Blogging this morning from the public library because our internet is down. Here's why -

What we woke up to Sunday morning.

After an inch of rain on Saturday, we got three inches of snow overnight. Plus, everything was coated with ice.


I dread ice worse than snow. While our northerly neighbors get snowed in under feet of snow, we get iced in by as little as a quarter inch of ice. It coats absolutely everything and makes it near impossible to drive (or walk) anywhere. It's not uncommon for tree branches to be so heavily laden with ice that they break and fall onto power lines. That can mean days or weeks without electricity.

These two pine trees didn't fall on power lines, but they fell on pasture fence!

What's interesting is that Dan was just talking about thinning out some
pines to mill into posts for his carport repair project. Here they are!

Fortunately, we only lost power for two hours. I know some areas in the Southeast are still without, so I'm thankful we didn't have it worse. Still, it made me glad I recently bought something that has been on my winter preparedness to-get list for several years - an Ecofan.

Top of the line AirMax 812 model

It sits on top of the woodstove and makes its own electricity from heat differences between the top and bottom of the fan (technical explanation here). It's a brilliant off-grid way to help circulate heat, because heat from a woodstove typically tends to stay in one room and be slow to move to other parts of the house. Our ceiling fans help with that, but when we lose power they're of no use. That's why I've had my eye on an Ecofan.

It's a bit pricey, however, so when I noticed a huge price drop for it on my Amazon wishlist, I thought, I can live with that. Most folks seem to agree that we're in for a severe winter, so it seemed prudent to finally invest in one. I clicked on the link and discovered that the nice price was for Prime members only. The rest of us would just have to pay the not-so-nice price (unless, of course, we wanted to join Amazon Prime, hint, hint).

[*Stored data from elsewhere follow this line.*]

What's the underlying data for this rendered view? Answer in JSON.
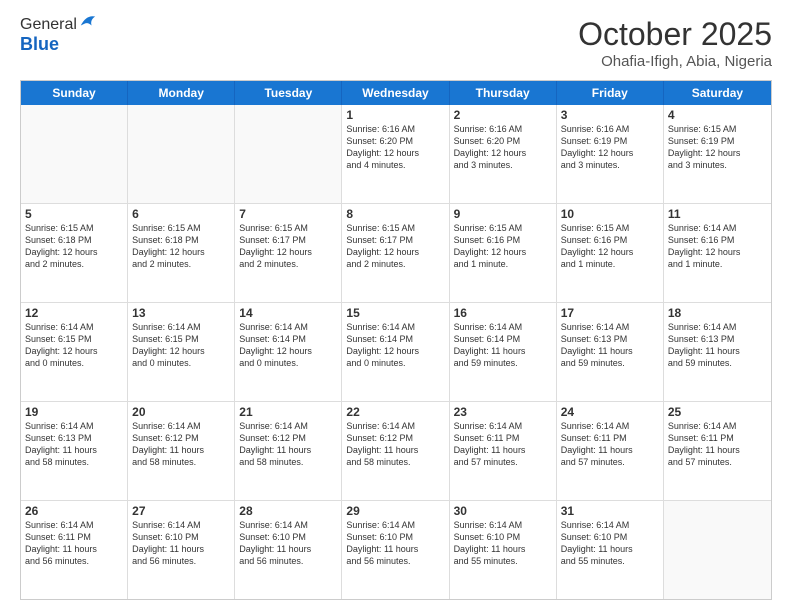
{
  "logo": {
    "line1": "General",
    "line2": "Blue"
  },
  "title": "October 2025",
  "subtitle": "Ohafia-Ifigh, Abia, Nigeria",
  "header_days": [
    "Sunday",
    "Monday",
    "Tuesday",
    "Wednesday",
    "Thursday",
    "Friday",
    "Saturday"
  ],
  "rows": [
    [
      {
        "day": "",
        "text": "",
        "empty": true
      },
      {
        "day": "",
        "text": "",
        "empty": true
      },
      {
        "day": "",
        "text": "",
        "empty": true
      },
      {
        "day": "1",
        "text": "Sunrise: 6:16 AM\nSunset: 6:20 PM\nDaylight: 12 hours\nand 4 minutes."
      },
      {
        "day": "2",
        "text": "Sunrise: 6:16 AM\nSunset: 6:20 PM\nDaylight: 12 hours\nand 3 minutes."
      },
      {
        "day": "3",
        "text": "Sunrise: 6:16 AM\nSunset: 6:19 PM\nDaylight: 12 hours\nand 3 minutes."
      },
      {
        "day": "4",
        "text": "Sunrise: 6:15 AM\nSunset: 6:19 PM\nDaylight: 12 hours\nand 3 minutes."
      }
    ],
    [
      {
        "day": "5",
        "text": "Sunrise: 6:15 AM\nSunset: 6:18 PM\nDaylight: 12 hours\nand 2 minutes."
      },
      {
        "day": "6",
        "text": "Sunrise: 6:15 AM\nSunset: 6:18 PM\nDaylight: 12 hours\nand 2 minutes."
      },
      {
        "day": "7",
        "text": "Sunrise: 6:15 AM\nSunset: 6:17 PM\nDaylight: 12 hours\nand 2 minutes."
      },
      {
        "day": "8",
        "text": "Sunrise: 6:15 AM\nSunset: 6:17 PM\nDaylight: 12 hours\nand 2 minutes."
      },
      {
        "day": "9",
        "text": "Sunrise: 6:15 AM\nSunset: 6:16 PM\nDaylight: 12 hours\nand 1 minute."
      },
      {
        "day": "10",
        "text": "Sunrise: 6:15 AM\nSunset: 6:16 PM\nDaylight: 12 hours\nand 1 minute."
      },
      {
        "day": "11",
        "text": "Sunrise: 6:14 AM\nSunset: 6:16 PM\nDaylight: 12 hours\nand 1 minute."
      }
    ],
    [
      {
        "day": "12",
        "text": "Sunrise: 6:14 AM\nSunset: 6:15 PM\nDaylight: 12 hours\nand 0 minutes."
      },
      {
        "day": "13",
        "text": "Sunrise: 6:14 AM\nSunset: 6:15 PM\nDaylight: 12 hours\nand 0 minutes."
      },
      {
        "day": "14",
        "text": "Sunrise: 6:14 AM\nSunset: 6:14 PM\nDaylight: 12 hours\nand 0 minutes."
      },
      {
        "day": "15",
        "text": "Sunrise: 6:14 AM\nSunset: 6:14 PM\nDaylight: 12 hours\nand 0 minutes."
      },
      {
        "day": "16",
        "text": "Sunrise: 6:14 AM\nSunset: 6:14 PM\nDaylight: 11 hours\nand 59 minutes."
      },
      {
        "day": "17",
        "text": "Sunrise: 6:14 AM\nSunset: 6:13 PM\nDaylight: 11 hours\nand 59 minutes."
      },
      {
        "day": "18",
        "text": "Sunrise: 6:14 AM\nSunset: 6:13 PM\nDaylight: 11 hours\nand 59 minutes."
      }
    ],
    [
      {
        "day": "19",
        "text": "Sunrise: 6:14 AM\nSunset: 6:13 PM\nDaylight: 11 hours\nand 58 minutes."
      },
      {
        "day": "20",
        "text": "Sunrise: 6:14 AM\nSunset: 6:12 PM\nDaylight: 11 hours\nand 58 minutes."
      },
      {
        "day": "21",
        "text": "Sunrise: 6:14 AM\nSunset: 6:12 PM\nDaylight: 11 hours\nand 58 minutes."
      },
      {
        "day": "22",
        "text": "Sunrise: 6:14 AM\nSunset: 6:12 PM\nDaylight: 11 hours\nand 58 minutes."
      },
      {
        "day": "23",
        "text": "Sunrise: 6:14 AM\nSunset: 6:11 PM\nDaylight: 11 hours\nand 57 minutes."
      },
      {
        "day": "24",
        "text": "Sunrise: 6:14 AM\nSunset: 6:11 PM\nDaylight: 11 hours\nand 57 minutes."
      },
      {
        "day": "25",
        "text": "Sunrise: 6:14 AM\nSunset: 6:11 PM\nDaylight: 11 hours\nand 57 minutes."
      }
    ],
    [
      {
        "day": "26",
        "text": "Sunrise: 6:14 AM\nSunset: 6:11 PM\nDaylight: 11 hours\nand 56 minutes."
      },
      {
        "day": "27",
        "text": "Sunrise: 6:14 AM\nSunset: 6:10 PM\nDaylight: 11 hours\nand 56 minutes."
      },
      {
        "day": "28",
        "text": "Sunrise: 6:14 AM\nSunset: 6:10 PM\nDaylight: 11 hours\nand 56 minutes."
      },
      {
        "day": "29",
        "text": "Sunrise: 6:14 AM\nSunset: 6:10 PM\nDaylight: 11 hours\nand 56 minutes."
      },
      {
        "day": "30",
        "text": "Sunrise: 6:14 AM\nSunset: 6:10 PM\nDaylight: 11 hours\nand 55 minutes."
      },
      {
        "day": "31",
        "text": "Sunrise: 6:14 AM\nSunset: 6:10 PM\nDaylight: 11 hours\nand 55 minutes."
      },
      {
        "day": "",
        "text": "",
        "empty": true
      }
    ]
  ]
}
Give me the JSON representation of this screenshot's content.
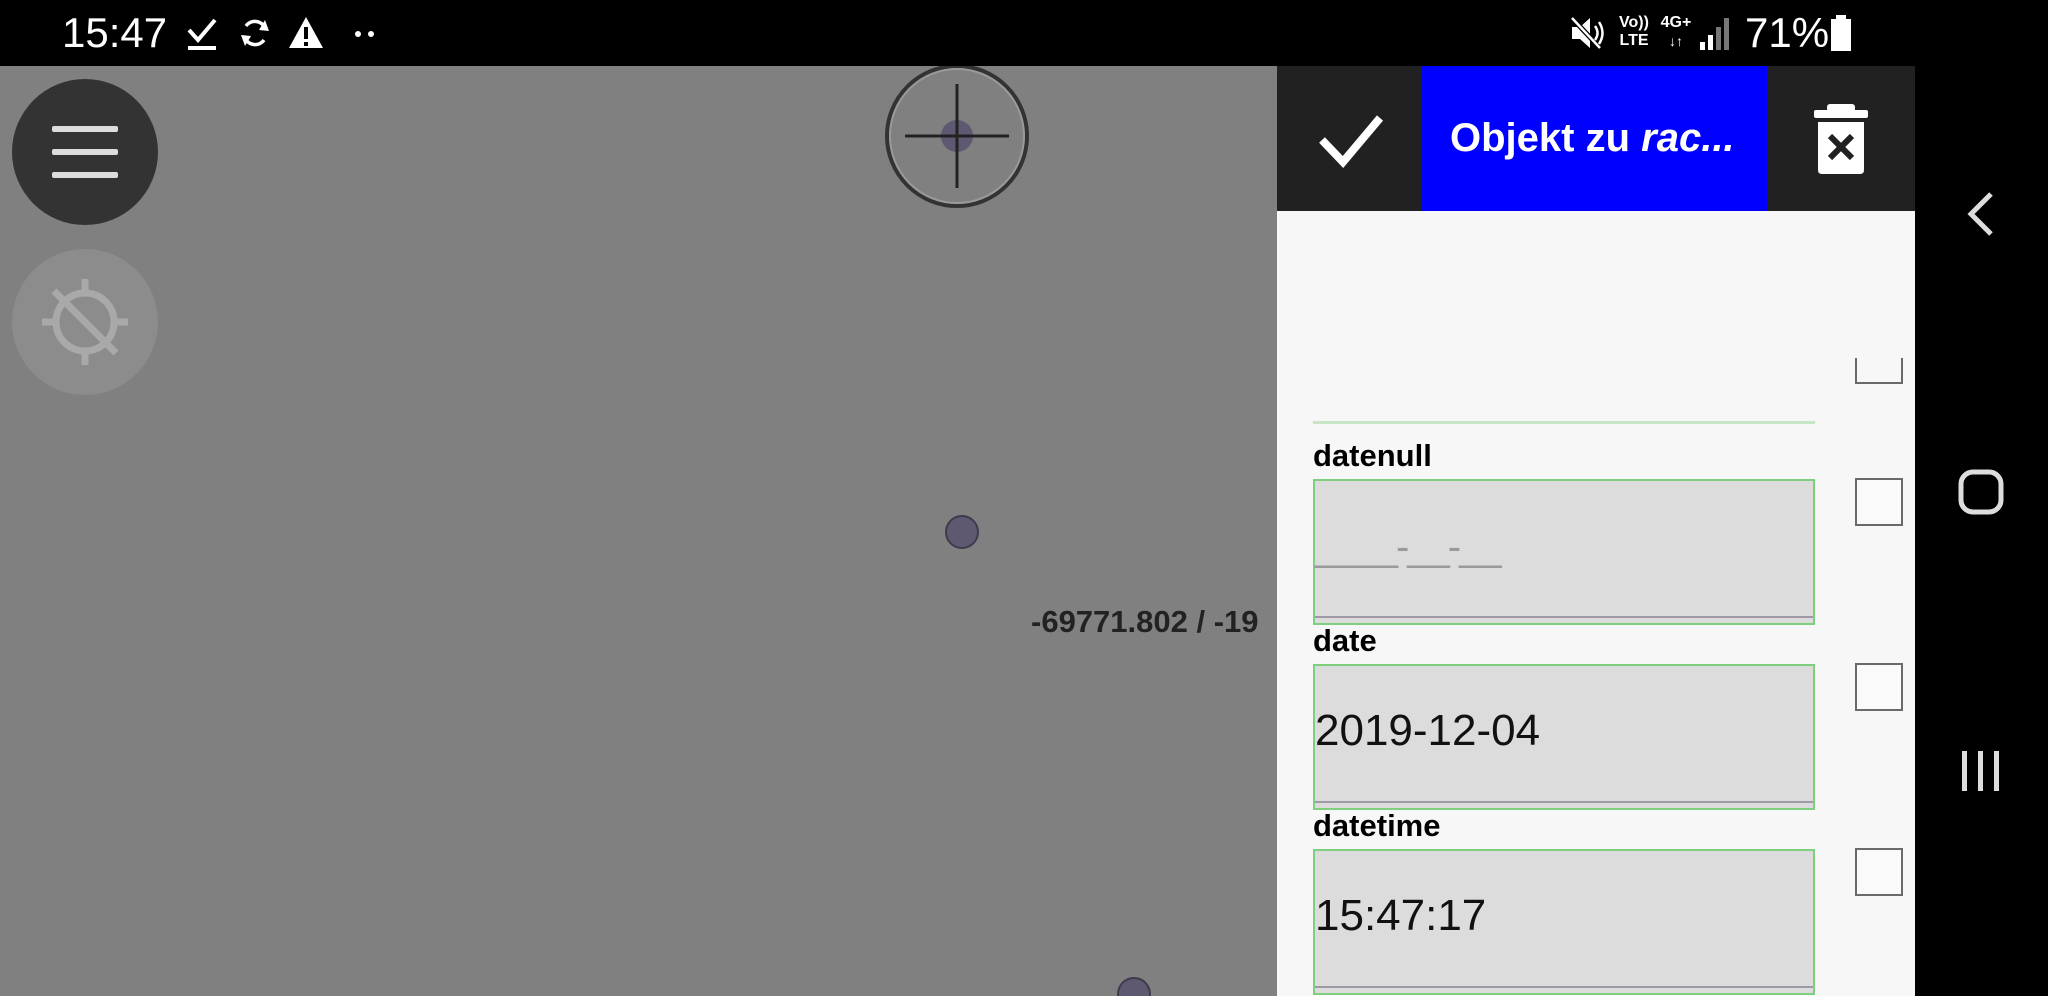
{
  "status_bar": {
    "time": "15:47",
    "battery_percent": "71%",
    "network_top": "Vo))",
    "network_bottom": "LTE",
    "network_type": "4G+",
    "icons": [
      "check-download-icon",
      "sync-icon",
      "warning-icon",
      "more-dots-icon",
      "mute-icon",
      "volte-icon",
      "4g-data-icon",
      "signal-icon",
      "battery-icon"
    ]
  },
  "map": {
    "coordinate_text": "-69771.802 / -19",
    "menu_button_icon": "hamburger-menu-icon",
    "gps_button_icon": "gps-off-icon",
    "crosshair_icon": "crosshair-icon"
  },
  "panel": {
    "title_regular": "Objekt zu ",
    "title_italic": "rac...",
    "confirm_icon": "check-icon",
    "delete_icon": "delete-icon",
    "fields": [
      {
        "label": "datenull",
        "value": "",
        "placeholder": "____-__-__"
      },
      {
        "label": "date",
        "value": "2019-12-04",
        "placeholder": ""
      },
      {
        "label": "datetime",
        "value": "15:47:17",
        "placeholder": ""
      }
    ]
  },
  "nav_bar": {
    "icons": [
      "back-icon",
      "home-icon",
      "recents-icon"
    ]
  },
  "colors": {
    "toolbar_title_bg": "#0000ff",
    "toolbar_bg": "#212121",
    "map_bg": "#808080",
    "field_border": "#7ed07e",
    "field_bg": "#dcdcdc"
  }
}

That annoyed me. I immediately deleted the Ecofan from my wishlist and set off on a search for a better price. I found it too, at Tractor Supply. Fifteen dollars cheaper than Amazon's exclusive price and with free shipping to my home. I bought two.

So what do we think and how do we like it?

I'd hoped for a photo with blurred spinning
fan blades, but my camera wouldn't cooperate. 

Dan was dubious at first, but after using it for a week or so, we both agree that the house is warmer. And with smaller fires. We can position the fan to direct heat toward us, into the next room, or down the hall. That means that rooms which rarely benefit from woodstove heat are warmer than without the fan.

Whirling away on the back of the wood cookstove.

We still do other things to help the house stay warm: close off rooms that aren't in use, keep curtains closed unless the sun is hitting the windows, and open or close specific room doors to direct heat where we want it.

The only thing I wish I'd known before I bought it is that the Ecofan has a little motor which is recommended to be replaced every several years. Looking back over various web advertising, I can't find that information anywhere, but it was in the leaflet in the box. That's not a deal breaker, but it's disappointing because I'm not keen on things that need me to keep buying stuff for them. It would have been nice to know this beforehand, but that's the downside of shopping on the internet (and fodder for another soapbox).

Still, I'm happy to have another useful item crossed off my preparedness list. It's well made and has some heft to it, so in spite of the one downside, I would still recommend it. For the mechanically minded, here's a link for a DIY model.

A technician is coming out tomorrow to look at our modem, so hopefully, I'll be able to respond to comments and return blog visits soon.